Laghu-3: Hakārādišu akāra uccāraņārthah
In the terms Ha and so on, the a-sound is for the sake of enunciation

That is, unlike the vowels, when we name the consonants, we add a small a-sound, but only for the sake of articulating it. By ha, ya, va, etc. we really mean only the bare consonants h, y, v, etc.

Laghu-4: LaŅ madhye tu iT samjñakah
In the midst of the term laŅ, however, (the short vowel a) is named an iT.

This refers to the sixth pratyahara, laŅ. The short vowel a itself is an iT, a marker.

Now we hit the first example of a nugget from the original sutras of Panini:

Laghu-5: hal antyam | 1-3-3

For our convenience, this has been cross-identified as sutra 1-3-3 of Panini. We haven’t yet come to this part of the Panini sutras, so as promised, the S-K is now taking us deeper into the stream without having to wade through the shallows. Let’s look at the original context and paraphrasing of 1-3-3. It is seen that it takes over the preceding sutra 1.3.2 by anuvŗtti, elipsis (see Post #11 here http://readingpanini.blogspot.com/2014/12/11-carrying-sutra-over-span-of-sutras.html).

1.3.3 hal antyam (upadeśe iT from 1.3.2)

The explanation in the Laghu is as follows:
Upadeśe (in the upadeśa, instruction, definition) antyam (final) hal (haL, consonant) it (an iT, marker) syāt (let be). Upadeśa (an upadeśa is (defined as)) adyoccāraņam = ādya-uccāraņam (‘original enunciation’).
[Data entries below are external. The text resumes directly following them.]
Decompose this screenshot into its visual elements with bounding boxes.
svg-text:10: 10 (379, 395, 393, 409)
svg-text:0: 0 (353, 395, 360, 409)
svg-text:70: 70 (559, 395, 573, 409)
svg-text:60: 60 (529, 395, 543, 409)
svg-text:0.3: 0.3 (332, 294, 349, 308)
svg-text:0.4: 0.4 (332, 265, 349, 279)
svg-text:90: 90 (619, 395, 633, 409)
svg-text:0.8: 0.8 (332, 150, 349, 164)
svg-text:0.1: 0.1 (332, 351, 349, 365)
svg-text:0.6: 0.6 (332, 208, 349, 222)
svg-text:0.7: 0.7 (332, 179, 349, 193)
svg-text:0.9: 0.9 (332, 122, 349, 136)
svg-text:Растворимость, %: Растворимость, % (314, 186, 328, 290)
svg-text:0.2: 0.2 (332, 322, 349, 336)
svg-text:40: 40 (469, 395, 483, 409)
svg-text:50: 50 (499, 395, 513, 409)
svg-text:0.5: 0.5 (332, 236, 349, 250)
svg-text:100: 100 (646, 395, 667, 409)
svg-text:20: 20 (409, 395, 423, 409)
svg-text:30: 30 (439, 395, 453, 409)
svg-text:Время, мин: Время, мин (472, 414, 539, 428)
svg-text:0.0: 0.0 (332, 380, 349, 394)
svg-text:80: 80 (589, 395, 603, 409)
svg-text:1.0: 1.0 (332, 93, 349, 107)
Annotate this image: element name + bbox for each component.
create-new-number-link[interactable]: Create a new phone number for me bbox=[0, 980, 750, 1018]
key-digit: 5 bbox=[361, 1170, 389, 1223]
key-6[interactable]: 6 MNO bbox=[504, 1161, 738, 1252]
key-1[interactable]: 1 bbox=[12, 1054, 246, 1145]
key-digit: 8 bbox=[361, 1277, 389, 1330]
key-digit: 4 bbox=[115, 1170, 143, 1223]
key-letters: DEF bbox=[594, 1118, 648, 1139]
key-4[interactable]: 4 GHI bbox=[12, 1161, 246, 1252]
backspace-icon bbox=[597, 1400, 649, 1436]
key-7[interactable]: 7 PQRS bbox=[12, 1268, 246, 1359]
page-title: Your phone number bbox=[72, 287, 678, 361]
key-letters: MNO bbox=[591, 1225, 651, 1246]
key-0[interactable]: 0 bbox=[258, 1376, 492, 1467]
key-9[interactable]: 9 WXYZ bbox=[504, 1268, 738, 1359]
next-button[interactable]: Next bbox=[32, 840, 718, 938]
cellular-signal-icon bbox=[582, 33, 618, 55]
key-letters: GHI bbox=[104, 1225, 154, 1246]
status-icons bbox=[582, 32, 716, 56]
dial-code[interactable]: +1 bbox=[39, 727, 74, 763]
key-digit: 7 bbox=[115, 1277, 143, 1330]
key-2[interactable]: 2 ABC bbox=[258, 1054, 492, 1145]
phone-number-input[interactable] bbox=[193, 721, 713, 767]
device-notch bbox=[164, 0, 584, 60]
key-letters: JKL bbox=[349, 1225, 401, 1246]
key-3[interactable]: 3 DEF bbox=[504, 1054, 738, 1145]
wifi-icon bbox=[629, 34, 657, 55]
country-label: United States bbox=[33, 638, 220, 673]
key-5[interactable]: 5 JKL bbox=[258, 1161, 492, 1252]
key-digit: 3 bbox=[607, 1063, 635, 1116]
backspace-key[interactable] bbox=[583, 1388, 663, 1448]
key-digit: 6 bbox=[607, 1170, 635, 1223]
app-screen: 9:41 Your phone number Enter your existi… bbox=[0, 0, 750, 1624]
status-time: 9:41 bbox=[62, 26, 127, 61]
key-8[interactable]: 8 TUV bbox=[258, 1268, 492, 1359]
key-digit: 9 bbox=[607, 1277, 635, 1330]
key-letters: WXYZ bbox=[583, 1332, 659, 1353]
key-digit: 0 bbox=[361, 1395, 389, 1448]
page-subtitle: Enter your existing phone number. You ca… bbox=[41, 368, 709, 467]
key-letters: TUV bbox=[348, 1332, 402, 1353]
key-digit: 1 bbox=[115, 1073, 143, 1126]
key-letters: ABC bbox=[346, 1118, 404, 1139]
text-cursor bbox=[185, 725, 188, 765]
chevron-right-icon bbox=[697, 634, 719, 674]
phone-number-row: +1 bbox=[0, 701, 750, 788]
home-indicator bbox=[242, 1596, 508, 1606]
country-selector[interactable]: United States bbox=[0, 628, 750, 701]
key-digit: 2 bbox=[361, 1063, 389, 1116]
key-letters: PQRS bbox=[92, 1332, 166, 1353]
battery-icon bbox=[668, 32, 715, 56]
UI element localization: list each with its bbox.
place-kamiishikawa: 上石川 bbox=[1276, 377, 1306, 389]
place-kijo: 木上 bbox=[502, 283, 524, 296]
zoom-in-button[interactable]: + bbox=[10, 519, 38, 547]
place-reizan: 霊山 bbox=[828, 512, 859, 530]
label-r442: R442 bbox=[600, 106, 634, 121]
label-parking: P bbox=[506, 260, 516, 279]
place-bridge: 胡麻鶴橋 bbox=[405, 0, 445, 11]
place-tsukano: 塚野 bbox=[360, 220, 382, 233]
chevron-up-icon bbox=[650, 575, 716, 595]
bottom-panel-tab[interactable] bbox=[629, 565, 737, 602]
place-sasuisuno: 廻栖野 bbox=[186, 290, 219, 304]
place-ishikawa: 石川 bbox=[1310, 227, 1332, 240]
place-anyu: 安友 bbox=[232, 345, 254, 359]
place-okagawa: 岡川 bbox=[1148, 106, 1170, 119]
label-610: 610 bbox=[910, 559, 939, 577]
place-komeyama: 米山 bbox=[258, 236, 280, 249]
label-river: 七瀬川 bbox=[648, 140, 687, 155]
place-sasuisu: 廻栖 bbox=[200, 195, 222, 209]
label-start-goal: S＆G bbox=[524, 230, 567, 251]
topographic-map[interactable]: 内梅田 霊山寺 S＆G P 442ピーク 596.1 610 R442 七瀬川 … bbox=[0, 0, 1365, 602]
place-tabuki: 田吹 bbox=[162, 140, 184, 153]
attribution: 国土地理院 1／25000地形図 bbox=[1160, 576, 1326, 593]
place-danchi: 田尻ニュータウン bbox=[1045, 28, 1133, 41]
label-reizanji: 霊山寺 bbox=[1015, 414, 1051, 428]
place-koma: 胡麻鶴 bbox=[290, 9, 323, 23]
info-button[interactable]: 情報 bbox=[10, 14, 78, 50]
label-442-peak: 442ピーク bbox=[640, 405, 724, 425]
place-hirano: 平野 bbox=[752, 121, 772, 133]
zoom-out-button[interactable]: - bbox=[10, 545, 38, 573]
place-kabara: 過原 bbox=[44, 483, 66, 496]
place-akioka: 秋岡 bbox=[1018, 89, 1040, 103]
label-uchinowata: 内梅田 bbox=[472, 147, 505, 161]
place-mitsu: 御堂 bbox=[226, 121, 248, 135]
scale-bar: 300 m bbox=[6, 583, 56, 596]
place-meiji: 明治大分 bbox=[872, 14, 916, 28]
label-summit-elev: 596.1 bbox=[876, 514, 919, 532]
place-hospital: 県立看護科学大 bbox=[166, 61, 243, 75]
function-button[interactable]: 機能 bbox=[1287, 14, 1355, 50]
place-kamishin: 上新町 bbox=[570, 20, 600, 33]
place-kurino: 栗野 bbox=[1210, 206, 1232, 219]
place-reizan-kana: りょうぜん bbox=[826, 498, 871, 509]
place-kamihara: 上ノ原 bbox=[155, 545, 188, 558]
Sūtreşu (in the sutras, aphorisms, statements) a-dŗşțam (not seen) padam (word) Sūtrāntarāt (from an other sutra) anuvartanīyam (to be supplied, reverted) sarvatra (everywhere).

According to Sharma (Vol.II, p.141), an upadeśa is literally an ‘instruction’, but is used in grammar “to refer to the initial teachings or citations (ādyoccāraņa)”, which may be referring to “a rule, a linguistic item, or a collection of rules or linguistic items”. There is an involved discussion of the word hal used here: while it defines the final consonant haL as an iT, the word itself uses an iT, the final L. We will not go into the logical resolution of this tautology. Sometimes, we just have to pull ourselves up by our bootstraps!

The sutra from which the anuvŗtti (ellipsis) is carried over is:

1.3.2 upadeśe aC anunāsika it
upadeśe (in an instruction) aC (a vowel) anunāsika (nasalized) iT (an iT, a marker)
‘The nasalized vowel of an item in upadeśa or ‘initial citation’ is termed it’ (Sharma, p.141).

This associates nasalization to the role as a marker, an iT. Let us also anticipate by noting that the sutra 1.3.2 is put at Laghu-36, under the section 'aC-sandhih’, vowel-joins.